BELEDİYENİN HİZMET BİNASININ ZEMİN ETÜDÜ BİLE SAHTE
İddianamedeki tanık anlatımlarına göre, bir inşaat firmasının yaptığı 3. Etap evleri (5 bin konut) ve Selçuklu Belediyesi’nin yeni hizmet binası zeminlerinde kaya ve taş olmadığı halde varmış gibi B. Jeoteknik Ltd. Şti. zemin etüt raporu düzenlendi ve bu rapor onaylandı. Söz konusu 5 bin konutluk etap ve belediyenin binası söz konusu rapor dikkate alınarak yapıldı.
USULSÜZLÜK BİLİRKİŞİ RAPORLARINA DA GİRDİ
Tüm bu iddiaları araştıran savcı gerekli incelemelerin yapılması için bilirkişi görevlendirmesi de yaptı. Savcılık, belediyeden aldığı toplam 158 adet zemin etüdü raporunu bilirkişi marifetiyle incelettirdi. Yapılan bilirkişi incelemesinde de eksiklikler ve usulsüzlükler tespit edildi. Sondajların derinlikleri, başlangıç-bitiş tarihleri ve sayısı ile ilgili farklı ifadeler bulunduğunun belirlendiği bilirkişi raporunda, “Parselin yeraltı su derinliği ile ilgili farklı ifadeler yer almaktadır.
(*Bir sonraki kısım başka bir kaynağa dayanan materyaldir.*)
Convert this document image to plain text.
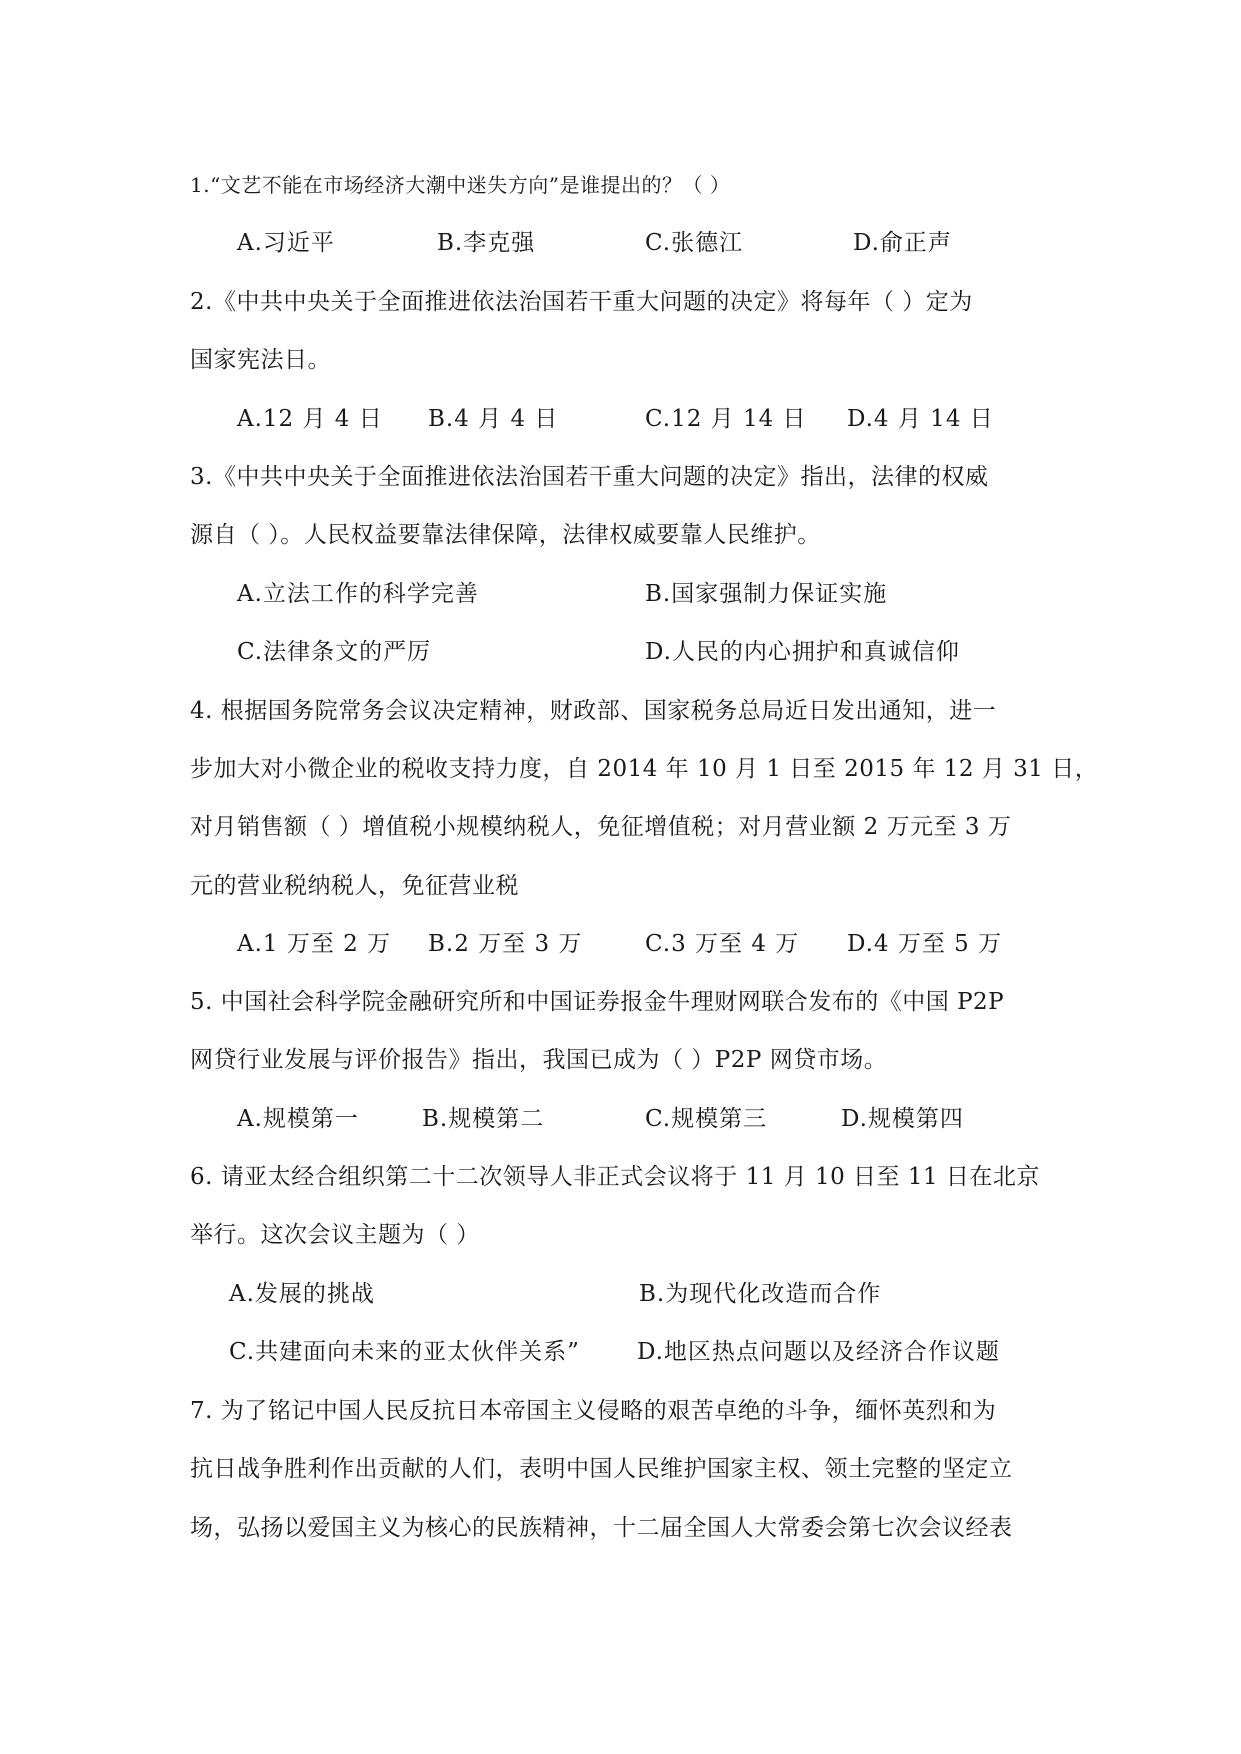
1.“文艺不能在市场经济大潮中迷失方向”是谁提出的？（ ）
A.习近平	B.李克强	C.张德江	D.俞正声
2.《中共中央关于全面推进依法治国若干重大问题的决定》将每年（ ）定为
国家宪法日。
A.12 月 4 日 B.4 月 4 日	C.12 月 14 日 D.4 月 14 日
3.《中共中央关于全面推进依法治国若干重大问题的决定》指出，法律的权威
源自（ ）。人民权益要靠法律保障，法律权威要靠人民维护。
A.立法工作的科学完善	B.国家强制力保证实施
C.法律条文的严厉	D.人民的内心拥护和真诚信仰
4. 根据国务院常务会议决定精神，财政部、国家税务总局近日发出通知，进一
步加大对小微企业的税收支持力度，自 2014 年 10 月 1 日至 2015 年 12 月 31 日，
对月销售额（ ）增值税小规模纳税人，免征增值税；对月营业额 2 万元至 3 万
元的营业税纳税人，免征营业税
A.1 万至 2 万 B.2 万至 3 万	C.3 万至 4 万 D.4 万至 5 万
5. 中国社会科学院金融研究所和中国证券报金牛理财网联合发布的《中国 P2P
网贷行业发展与评价报告》指出，我国已成为（ ）P2P 网贷市场。
A.规模第一	B.规模第二	C.规模第三	D.规模第四
6. 请亚太经合组织第二十二次领导人非正式会议将于 11 月 10 日至 11 日在北京
举行。这次会议主题为（ ）
A.发展的挑战	B.为现代化改造而合作
C.共建面向未来的亚太伙伴关系” D.地区热点问题以及经济合作议题
7. 为了铭记中国人民反抗日本帝国主义侵略的艰苦卓绝的斗争，缅怀英烈和为
抗日战争胜利作出贡献的人们，表明中国人民维护国家主权、领土完整的坚定立
场，弘扬以爱国主义为核心的民族精神，十二届全国人大常委会第七次会议经表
Bazı raporlarda sondaj derinlikleri sonradan el ile değiştirilmiş. Bazı raporlarda deneylere tabi tutulacak numunelerin laboratuara geliş tarih sondajların başlangıç tahinden öncedir. Bu durum sondaj yapılmadan deney yapıldığı anlamına gelir” bilgisine yer verildi. İnceleme alanlarına ait sondaj loğlarındaki tarihlerle laboratuar sonuç föylerindeki tarihlerin farklı olduğunu tespit eden bilirkişi, raporlarda belediye onayı kısmında kurum mührü ve onaylanan kişinin unvanı ve imzası yer almadığını raporların idarece onaylanmadığını da belirleyerek, “Sondaj kuyuları için Oturma Hesapları yapılmamıştır veya eksik yapılmıştır” değerlendirmesinde bulundular. Tüm bu bilgiler ışığında iddianame hazırlayan Konya Cumhuriyet Başsavcılığı K.T., firma yetkilileri hakkında dava açtı. Tutuklu sanıklar K.T. ve B.Y.H.’nin de aralarında bulunduğu söz konusu kişilerin yargılaması Konya 2. Ağır Ceza Mahkemesi’nde halen devam ediyor.